Nesse período, viveu uma angústia próxima à misantropia. Escreveu uma peça teatral intitulada Cécile Renault e 45 Baladas sobre Robespierre. Ao lado do pai idoso, seu passado se desdobra, abrindo caminho para o presente, como escreveu: O que passou era belo e jamais poderá perder seu esplendor nem sua força no cotidiano da vida.

A Noite de Cristal, de 9 a 10 de novembro de 1938 – ou a terceira Noite de Walpurgis, segundo Karl Kraus –, é um marco da destruição. À época, Kolmar era membro atuante da Associação Cultural Judaica. Durante essas noites, redigiu o esboço de Susana. Esse conto demonstra o antagonismo entre razão e irracionalidade, entre educação prussiana e destino judaico, na alma da poeta. De forma visionária, Gertrud Kolmar antecipa o próprio fim.

Gertrud Kolmar foi levada ao trabalho forçado em uma fábrica de cartonagem, em 1941. Seu pai foi preso em setembro de 1942, com 80 anos de idade, e deportado ao campo de concentração de Theresienstadt, onde morreu em 27 de fevereiro de 1943. As leis raciais de Nürnberg exigiram de Gertrud Kolmar a renúncia ao pseudônimo e acrescentaram “Sara” a seu nome, a fim de marcá-la como judia. Em março de 1943, foi deportada a Auschwitz no 32º Osttransport, “Transporte para o Leste”, onde, provavelmente, foi assassinada em uma câmara de gás. Seus manuscritos, textos datilografados e primeiras impressões de sua obra poética foram enviados ao exterior por ela em tempo hábil ou levados para as casas de parentes “arianos”.

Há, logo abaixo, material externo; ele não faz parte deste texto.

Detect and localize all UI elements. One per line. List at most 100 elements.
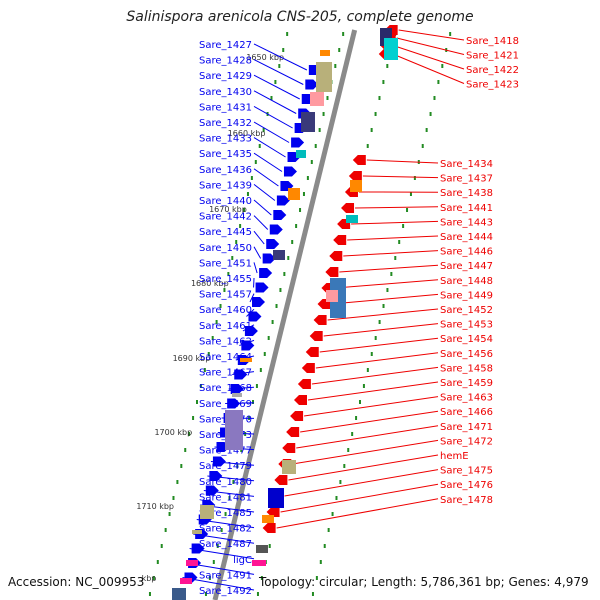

Ignora-se o dia e o lugar exatos de sua morte. Há, no entanto, uma carta datada de janeiro de 1943, e um sinal de vida de 21 de fevereiro de 1943, últimos testemunhos da poeta. Em 3 de março de 1951, o cartório de Berlim-Schönefelde registrou-a como “Gertrud Chodziesner, sem profissão, solteira, de nacionalidade alemã, última residência na Speyrer Strasse 10, em Berlim-Schöneberg”, na lista de seis milhões de judeus assassinados. Ela é declarada morta sob o número 52095.

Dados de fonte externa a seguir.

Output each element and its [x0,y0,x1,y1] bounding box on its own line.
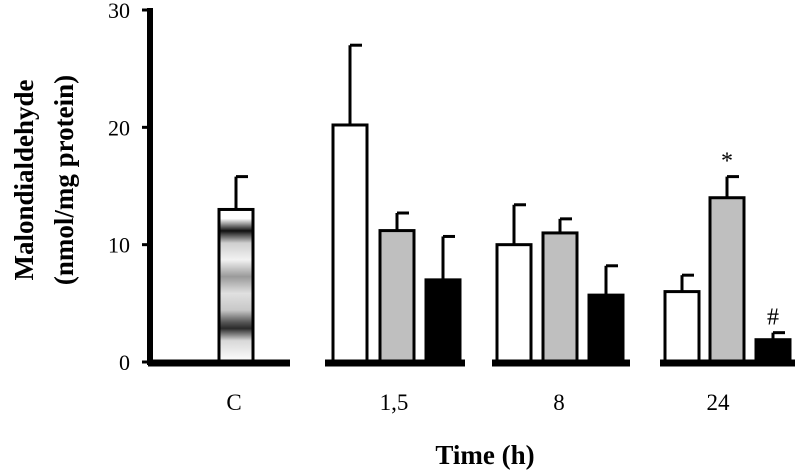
y-tick-label: 20 [108,115,130,140]
bar-1,5-gray [378,229,416,364]
x-category-label: 1,5 [380,390,409,415]
x-category-label: 8 [553,390,565,415]
bar-1,5-black [424,278,462,364]
bar-24-white [663,290,701,364]
y-axis-title-line2: (nmol/mg protein) [49,75,79,285]
y-tick-label: 0 [119,350,130,375]
bar-C-gradient [217,207,255,364]
bars: *# [217,43,792,364]
y-tick-label: 10 [108,233,130,258]
y-axis: 0 10 20 30 [108,0,153,375]
x-axis-title: Time (h) [435,440,534,470]
significance-annotation: * [721,149,733,175]
significance-annotation: # [767,305,779,331]
bar-24-gray [708,196,746,364]
x-category-label: 24 [707,390,731,415]
bar-8-black [587,293,625,364]
bar-1,5-white [331,123,369,364]
y-tick-label: 30 [108,0,130,23]
bar-8-gray [541,231,579,364]
bar-24-black [754,338,792,364]
bar-8-white [495,243,533,364]
x-category-label: C [226,390,241,415]
y-axis-title-line1: Malondialdehyde [9,79,39,280]
category-labels: C 1,5 8 24 [226,390,730,415]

Nos anos 1960, Friedhelm Kemp e Johanna Woltmann organizaram a obra poética, a prosa e as cartas de Gertrud Kolmar para a Editora Kösel. Também pela Kösel, foi publicado o romance A mãe judia, em 1965. Hilde Benjamin, viúva do irmão de Walter Benjamin e Ministra da Justiça da República Democrática Alemã, foi a destinatária das últimas cartas de Gertrud Kolmar. Hilde e o cunhado de Gertrud Kolmar, Peter Wenzel, não pouparam esforços para manter vivo o legado de Gertrud Kolmar na Alemanha pós-guerra. O volume Cartas à irmã Hilde (Briefe an die Schwester Hilde) foi editado em 1970 pela Editora Kösel. O manuscrito do ciclo Das Wort der Stummen (A palavra dos mudos), de grande importância na obra de Gertrud Kolmar, foi publicado pela Editora Der Morgen, em 1978.

Johanna Woltmann organizou, em 1993, um material precioso para a Revista de Marbach, Gertrud Kolmar 1994-1943, e a primeira biografia de envergadura, Gertrud Kolmar – Leben und Werk (Gertrud Kolmar – vida e obra), em 1995.

       Em uma carta à irmã Hilde, escreveu Gertrud Kolmar:

       Hoje eu sei, mesmo sem os críticos, o valor que tenho como poeta… Que tive de pagar um preço muito alto para a realização de minha obra.

Marcus Tulius Franco Morais
Editor, tradutor e professor de alemão
Doutor em Estudos da Tradução: Teoria, Crítica e História da Tradução, Universidade Federal de Santa Catarina – UFSC.